There are sexy startups, and there are less sexy startups.
Nowhere is that clearer than in food and agritech. Sexy startups do fun things like delivering bananas in five minutes, or making meat-free burgers. Less sexy startups do things like software for greenhouses and alternative fertilisers.
Investors often get very, very excited about the sexy startups in a new industry — and channel a disproportionate amount of capital in their direction. And the haze of hype clears, we end up no closer to a more sustainable way of feeding the planet’s billions.
Take vertical farming, which promised to solve our food supply and climate woes with futuristic warehouses and tonnes and tonnes of lettuce. The industry, which attracted nearly half of all agritech funding in Europe since 2015, has now hit a wall of layoffs and bankruptcies.

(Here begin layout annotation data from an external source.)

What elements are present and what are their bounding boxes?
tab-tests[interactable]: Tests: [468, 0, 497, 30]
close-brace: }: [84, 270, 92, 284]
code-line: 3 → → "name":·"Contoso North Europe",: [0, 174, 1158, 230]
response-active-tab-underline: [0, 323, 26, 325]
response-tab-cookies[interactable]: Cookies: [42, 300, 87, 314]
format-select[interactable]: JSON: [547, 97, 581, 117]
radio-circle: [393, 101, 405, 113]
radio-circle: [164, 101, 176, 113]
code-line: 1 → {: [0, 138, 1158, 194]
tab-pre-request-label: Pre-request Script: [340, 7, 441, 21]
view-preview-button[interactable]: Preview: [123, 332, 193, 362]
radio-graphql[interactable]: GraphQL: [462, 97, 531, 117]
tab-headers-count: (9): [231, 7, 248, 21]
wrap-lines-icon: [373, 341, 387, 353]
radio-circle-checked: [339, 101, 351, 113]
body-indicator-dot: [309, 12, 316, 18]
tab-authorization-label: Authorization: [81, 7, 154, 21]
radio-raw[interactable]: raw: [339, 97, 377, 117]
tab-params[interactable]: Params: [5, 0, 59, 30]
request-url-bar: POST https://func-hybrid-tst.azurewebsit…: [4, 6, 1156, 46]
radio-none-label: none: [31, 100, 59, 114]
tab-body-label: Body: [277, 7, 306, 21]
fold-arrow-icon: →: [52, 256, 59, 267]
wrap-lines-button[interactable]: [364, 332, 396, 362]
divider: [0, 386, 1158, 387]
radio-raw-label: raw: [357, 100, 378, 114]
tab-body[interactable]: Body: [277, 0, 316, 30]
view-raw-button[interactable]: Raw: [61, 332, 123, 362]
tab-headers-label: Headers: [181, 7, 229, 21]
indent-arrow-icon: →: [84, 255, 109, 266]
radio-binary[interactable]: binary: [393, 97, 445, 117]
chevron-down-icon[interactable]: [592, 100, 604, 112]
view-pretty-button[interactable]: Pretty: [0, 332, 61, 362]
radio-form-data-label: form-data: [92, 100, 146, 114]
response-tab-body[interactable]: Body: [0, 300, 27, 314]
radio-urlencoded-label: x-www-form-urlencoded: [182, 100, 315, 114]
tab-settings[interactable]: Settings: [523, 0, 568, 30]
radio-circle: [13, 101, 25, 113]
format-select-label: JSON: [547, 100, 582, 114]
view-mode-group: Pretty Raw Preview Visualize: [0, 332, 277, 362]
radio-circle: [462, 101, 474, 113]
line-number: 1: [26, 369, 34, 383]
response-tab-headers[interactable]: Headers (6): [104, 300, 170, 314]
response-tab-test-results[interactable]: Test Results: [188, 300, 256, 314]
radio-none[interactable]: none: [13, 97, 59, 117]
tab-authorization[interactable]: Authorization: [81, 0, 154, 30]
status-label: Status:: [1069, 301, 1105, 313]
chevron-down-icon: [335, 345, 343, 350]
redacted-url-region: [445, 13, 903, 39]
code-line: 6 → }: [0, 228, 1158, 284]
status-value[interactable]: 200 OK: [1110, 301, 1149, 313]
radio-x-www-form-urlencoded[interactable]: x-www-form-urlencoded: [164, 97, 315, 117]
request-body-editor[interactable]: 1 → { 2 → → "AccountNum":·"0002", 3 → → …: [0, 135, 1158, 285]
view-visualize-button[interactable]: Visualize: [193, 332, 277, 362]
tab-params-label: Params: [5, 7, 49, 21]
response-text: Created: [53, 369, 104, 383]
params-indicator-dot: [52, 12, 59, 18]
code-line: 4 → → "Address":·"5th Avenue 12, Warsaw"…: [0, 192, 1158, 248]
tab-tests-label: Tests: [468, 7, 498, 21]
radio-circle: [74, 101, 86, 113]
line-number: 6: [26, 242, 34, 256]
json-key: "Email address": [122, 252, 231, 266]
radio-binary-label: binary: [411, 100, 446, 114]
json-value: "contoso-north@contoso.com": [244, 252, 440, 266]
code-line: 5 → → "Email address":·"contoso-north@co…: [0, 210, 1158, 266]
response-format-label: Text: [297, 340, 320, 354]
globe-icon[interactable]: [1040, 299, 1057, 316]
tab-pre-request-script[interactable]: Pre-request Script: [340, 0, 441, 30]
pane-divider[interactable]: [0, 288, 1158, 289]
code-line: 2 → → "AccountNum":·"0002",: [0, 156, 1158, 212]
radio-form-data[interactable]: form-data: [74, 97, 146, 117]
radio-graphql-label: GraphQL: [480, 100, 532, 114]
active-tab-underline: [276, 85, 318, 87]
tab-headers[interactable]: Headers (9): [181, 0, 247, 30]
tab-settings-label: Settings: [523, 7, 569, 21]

The rest of farming — the farming that actually produces 99.9% of the food we eat and contributes some 20% of global greenhouse gas emissions — has been, and still mostly remains, ignored. Food inflation has soared in Europe, soil degradation continues to cost the EU billions each year and our diets are getting no healthier.
Now, as investors told me at climate tech conference HackSummit last week, there are good reasons for that. Farmers don’t typically have heaps of time or money to invest in new unproven technologies. But surely a startup worth its salt would come up with a smart way around that.
It’s trickier, of course, to invest in sectors that are heavily regulated, like cell-based meat and food as medicine. It’s far easier to taste 20 kinds of plant-based nuggets and write a €2m cheque.
The mood in the foodtech community is apprehensive; founders and investors alike expect a tough 18 months ahead, and anticipate that plenty of businesses will go bust, or need to merge.
But investors seem to be waking up to the technologies that will move the needle. The same investors who raved about biomass fermentation to me at this conference last year are now telling me they’re interested in "enabling technologies" — the less sexy, behind-the-scenes stuff where there’s almost always less competition, more complexity and, surely, more money to be made.
So when the next hype cycle comes along, why don’t we all just skip the sexy startup part — and jump straight to investing in the unsexy startups?